教员口头夸赞,装不过三秒,又举起酒杯示意同学给他满上。
他状似不经意提起:“杀手呢?”
“也……没死。”
慕昭掀起眼皮,紧盯教员的反应。
他看见教员死死皱眉,表情崩裂,顿时连手里的美酒都喝得不香了。
“你怎么没杀他?”
教员拍桌而起,手指慕昭质问。
这是一次极其危险的任务,教员贪图享乐不想以身涉险。
此时,慕昭这个“百发百中”的神枪手送上门,他故意只给慕昭一发子弹,就是想让慕昭一枪崩死那个杀手。
整个联盟国只有特行处有“先斩后奏”的特权,而他们院校师生暂时还不是特行处成员。
只要慕昭动手把人杀了,那慕昭也必死无疑!
到时候,他就可以把功劳揽到自己身上,而慕昭这个知道真相的麻烦也因杀人被处决,简直一石二鸟!

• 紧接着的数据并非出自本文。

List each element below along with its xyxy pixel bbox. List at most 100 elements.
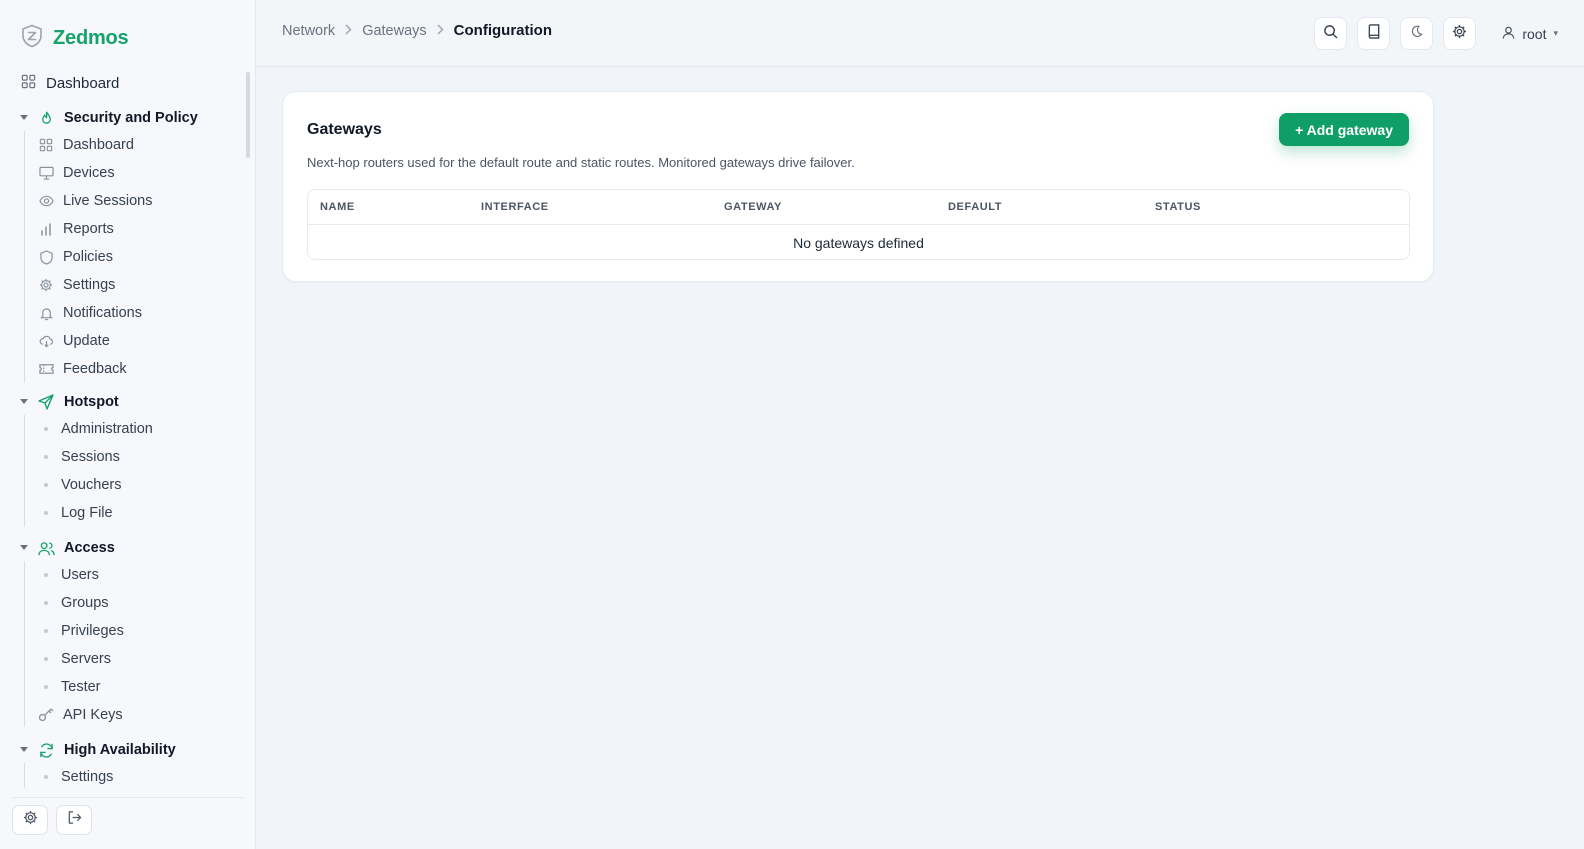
search-button[interactable] [1314, 17, 1348, 50]
sidebar-item-label: Reports [63, 221, 114, 237]
username: root [1522, 25, 1547, 42]
sidebar-item-update[interactable]: Update [38, 328, 110, 354]
group-label: Access [64, 540, 115, 556]
sidebar-footer [12, 805, 92, 835]
sidebar-item-feedback[interactable]: Feedback [38, 356, 127, 382]
group-security-and-policy[interactable]: Security and Policy [19, 104, 198, 132]
table-header: NAME INTERFACE GATEWAY DEFAULT STATUS [308, 190, 1409, 225]
sidebar-item-groups[interactable]: Groups [38, 590, 109, 616]
sidebar-item-policies[interactable]: Policies [38, 244, 113, 270]
brand[interactable]: Zedmos [21, 24, 129, 53]
group-label: Hotspot [64, 394, 119, 410]
monitor-icon [38, 166, 54, 180]
bullet-dot [44, 657, 48, 661]
moon-icon [1410, 25, 1424, 43]
brand-name: Zedmos [53, 27, 129, 49]
breadcrumb-current: Configuration [453, 22, 552, 39]
logout-button[interactable] [56, 805, 92, 835]
users-icon [37, 541, 55, 556]
sidebar-item-administration[interactable]: Administration [38, 416, 153, 442]
sidebar-item-label: API Keys [63, 707, 123, 723]
bar-chart-icon [38, 222, 54, 236]
group-high-availability[interactable]: High Availability [19, 736, 176, 764]
column-header-status[interactable]: STATUS [1155, 201, 1201, 213]
search-icon [1323, 24, 1338, 44]
group-access[interactable]: Access [19, 534, 115, 562]
eye-icon [38, 195, 54, 207]
sidebar-item-privileges[interactable]: Privileges [38, 618, 124, 644]
group-label: Security and Policy [64, 110, 198, 126]
theme-toggle-button[interactable] [1400, 17, 1434, 50]
sidebar-item-tester[interactable]: Tester [38, 674, 101, 700]
user-menu[interactable]: root ▾ [1494, 17, 1566, 50]
add-gateway-button[interactable]: + Add gateway [1279, 113, 1409, 146]
refresh-icon [37, 742, 55, 758]
column-header-gateway[interactable]: GATEWAY [724, 201, 782, 213]
column-header-name[interactable]: NAME [320, 201, 355, 213]
settings-button[interactable] [12, 805, 48, 835]
column-header-interface[interactable]: INTERFACE [481, 201, 549, 213]
sidebar-item-vouchers[interactable]: Vouchers [38, 472, 121, 498]
sidebar-item-label: Dashboard [63, 137, 134, 153]
key-icon [38, 708, 54, 722]
card-description: Next-hop routers used for the default ro… [307, 155, 855, 170]
sidebar-item-users[interactable]: Users [38, 562, 99, 588]
sidebar-item-label: Dashboard [46, 74, 120, 92]
bullet-dot [44, 511, 48, 515]
sidebar-item-label: Administration [61, 421, 153, 437]
sidebar-item-label: Feedback [63, 361, 127, 377]
sidebar-item-reports[interactable]: Reports [38, 216, 114, 242]
sidebar-item-notifications[interactable]: Notifications [38, 300, 142, 326]
bullet-dot [44, 455, 48, 459]
chevron-right-icon [437, 23, 444, 38]
sidebar-item-servers[interactable]: Servers [38, 646, 111, 672]
gear-icon [23, 810, 38, 830]
sidebar-scrollbar[interactable] [246, 72, 250, 158]
sidebar-item-dashboard[interactable]: Dashboard [21, 69, 119, 97]
chevron-right-icon [345, 23, 352, 38]
bullet-dot [44, 483, 48, 487]
dashboard-grid-icon [38, 138, 54, 152]
card-title: Gateways [307, 121, 382, 138]
caret-down-icon [19, 115, 29, 121]
docs-button[interactable] [1357, 17, 1391, 50]
sidebar-item-sec-dashboard[interactable]: Dashboard [38, 132, 134, 158]
sidebar-item-api-keys[interactable]: API Keys [38, 702, 123, 728]
sidebar-item-label: Settings [61, 769, 114, 785]
breadcrumb-network[interactable]: Network [282, 23, 335, 39]
settings-button[interactable] [1443, 17, 1477, 50]
group-tree-line [24, 415, 25, 527]
group-label: High Availability [64, 742, 176, 758]
sidebar-item-label: Vouchers [61, 477, 122, 493]
sidebar-item-ha-settings[interactable]: Settings [38, 764, 113, 788]
top-header: Network Gateways Configuration root ▾ [256, 0, 1584, 67]
sidebar-item-label: Servers [61, 651, 111, 667]
sidebar-item-label: Tester [61, 679, 101, 695]
group-hotspot[interactable]: Hotspot [19, 388, 119, 416]
shield-logo-icon [21, 24, 43, 53]
shield-icon [38, 249, 54, 265]
bullet-dot [44, 629, 48, 633]
gateways-table: NAME INTERFACE GATEWAY DEFAULT STATUS No… [307, 189, 1410, 260]
flame-icon [37, 110, 55, 126]
send-icon [37, 394, 55, 410]
cloud-download-icon [38, 334, 54, 348]
bullet-dot [44, 427, 48, 431]
breadcrumb-gateways[interactable]: Gateways [362, 23, 426, 39]
sidebar-item-sessions[interactable]: Sessions [38, 444, 120, 470]
sidebar-item-log-file[interactable]: Log File [38, 500, 113, 526]
sidebar-nav: Dashboard Security and Policy Dashboard … [0, 68, 246, 788]
sidebar-item-label: Privileges [61, 623, 124, 639]
sidebar-item-label: Live Sessions [63, 193, 153, 209]
sidebar-item-live-sessions[interactable]: Live Sessions [38, 188, 152, 214]
group-tree-line [24, 763, 25, 788]
sidebar-item-label: Settings [63, 277, 116, 293]
sidebar-item-devices[interactable]: Devices [38, 160, 115, 186]
column-header-default[interactable]: DEFAULT [948, 201, 1002, 213]
book-icon [1367, 23, 1381, 44]
caret-down-icon [19, 399, 29, 405]
dashboard-grid-icon [21, 74, 36, 93]
sidebar-item-label: Log File [61, 505, 113, 521]
breadcrumb: Network Gateways Configuration [282, 22, 552, 39]
sidebar-item-settings[interactable]: Settings [38, 272, 115, 298]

“卸磨杀驴”,为了当上教员,这出戏他演过很多遍,可这次,慕昭怎么不按他的剧本演呢?
慕昭将教员的表情变化看在眼里。
果然,某人的狐狸尾巴藏不住了。
幸好他留了个心眼:
“怎么?联盟国议会规定,杀谁、能不能杀,是要走流程的。教员让我杀他,是有半数及以上议员的盖章文件吗?”
教员左撇右撇,掩饰自己的慌乱。
他一屁股坐回椅子,假装淡定:“没有,呵,慕昭你做得很好。你第一次出任务,我怕你不懂规矩。”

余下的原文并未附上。